My phone reboots about 3x a day for no apparent reason. I had read other threads where setCPU might have been the issue, so yesterday, I did a load. Using Odin I started with unrooted EE4 and then loaded gummy FE 1.9. I then did cwm and loaded FE 2.0. As of today, the phone has rebooted 6 times.

The strange thing about the reboots is that home screen always resets to the shortcuts I placed on the 
screen 6 hours earlier. I may have added 10 shortcuts before the reboot, but after the reboot there's only 3. Also after the reboot, the missed calls icon and unread text messages appear even though I cleared them before the reboot occurred.

Any ideas? I'm thinking that there might be a hardware issue since this was a refurb I got from Verizon.

-TIA


----------



## Rythmyc (Jul 23, 2011)

Are you using the built in kernel?


----------



## scuba_bald (Sep 8, 2011)

Kernel that came with 2.0 (2.6.32.9 [email protected] #130

Edit
Just loaded build 141. getting acore error messages, but I'll give this one a try


----------



## scuba_bald (Sep 8, 2011)

Just downloaded latest kernel (build 141) so I'll give that a try


----------



## Crispityyy (Jun 23, 2011)

Dont worry man, I really dont think its a hardware issue at all.
Ive had no problems with any of the Gummy ROMs from the past (been using since the DX), but some some reason my phone and GCFE 2.0 just did NOT get along well.
Hella reboots (about 3 a day), but not not as many FC issues as you...
I threw every different kernel I could at it, and I recently just gave up.

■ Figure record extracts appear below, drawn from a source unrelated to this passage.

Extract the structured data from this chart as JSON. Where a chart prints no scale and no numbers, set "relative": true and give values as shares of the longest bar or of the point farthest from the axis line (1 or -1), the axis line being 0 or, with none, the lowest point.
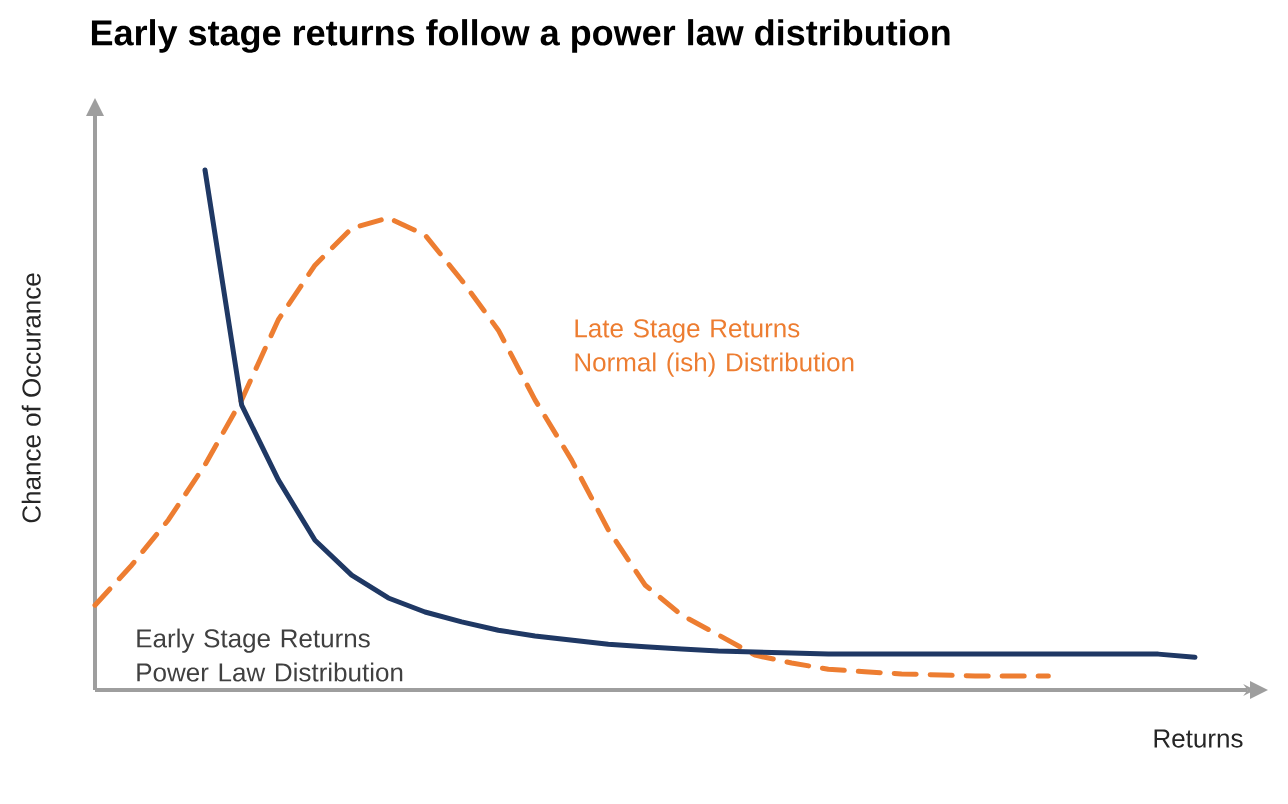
{
  "chart_data": {
    "type": "line",
    "title": "Early stage returns follow a power law distribution",
    "xlabel": "Returns",
    "ylabel": "Chance of Occurance",
    "relative": true,
    "categories": [
      null,
      null,
      null,
      null,
      null,
      null,
      null,
      null,
      null,
      null,
      null,
      null,
      null,
      null,
      null,
      null,
      null,
      null,
      null,
      null,
      null,
      null,
      null,
      null,
      null,
      null,
      null,
      null,
      null,
      null,
      null
    ],
    "series": [
      {
        "name": "Late Stage Returns Normal (ish) Distribution",
        "color": "#ed7d31",
        "line_style": "dashed",
        "values": [
          0.163,
          0.24,
          0.327,
          0.433,
          0.558,
          0.712,
          0.817,
          0.888,
          0.908,
          0.875,
          0.788,
          0.692,
          0.558,
          0.442,
          0.308,
          0.202,
          0.144,
          0.106,
          0.067,
          0.052,
          0.04,
          0.035,
          0.031,
          0.029,
          0.027,
          0.027,
          0.027,
          null,
          null,
          null,
          null
        ]
      },
      {
        "name": "Early Stage Returns Power Law Distribution",
        "color": "#1f3864",
        "line_style": "solid",
        "values": [
          null,
          null,
          null,
          1,
          0.548,
          0.404,
          0.288,
          0.221,
          0.177,
          0.15,
          0.131,
          0.115,
          0.104,
          0.096,
          0.088,
          0.083,
          0.079,
          0.075,
          0.073,
          0.071,
          0.069,
          0.069,
          0.069,
          0.069,
          0.069,
          0.069,
          0.069,
          0.069,
          0.069,
          0.069,
          0.063
        ]
      }
    ]
  }
}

...Now running the RC version of GBE Gummy...no reboots so far *shrug*


----------



## scuba_bald (Sep 8, 2011)

20+ hrs on new kernel and so far, knock on wood, no reboot. I ran voltage control with conservative settings only
and did about 40 min or so of browsing and checking email. I left both wifi and data on (only 3g in my area) with a every 2hr pull from my corp email account. Woke up with phone now running for 10 hrs still showing 73%.
Checked email accounts and read the news on the way to work this morning with radio flipping between 1g & 4g and finally put the phone on the charger after 15hrs with still 21%.
I've never gotten this amount of time since I've owned this phone. Awesome!


----------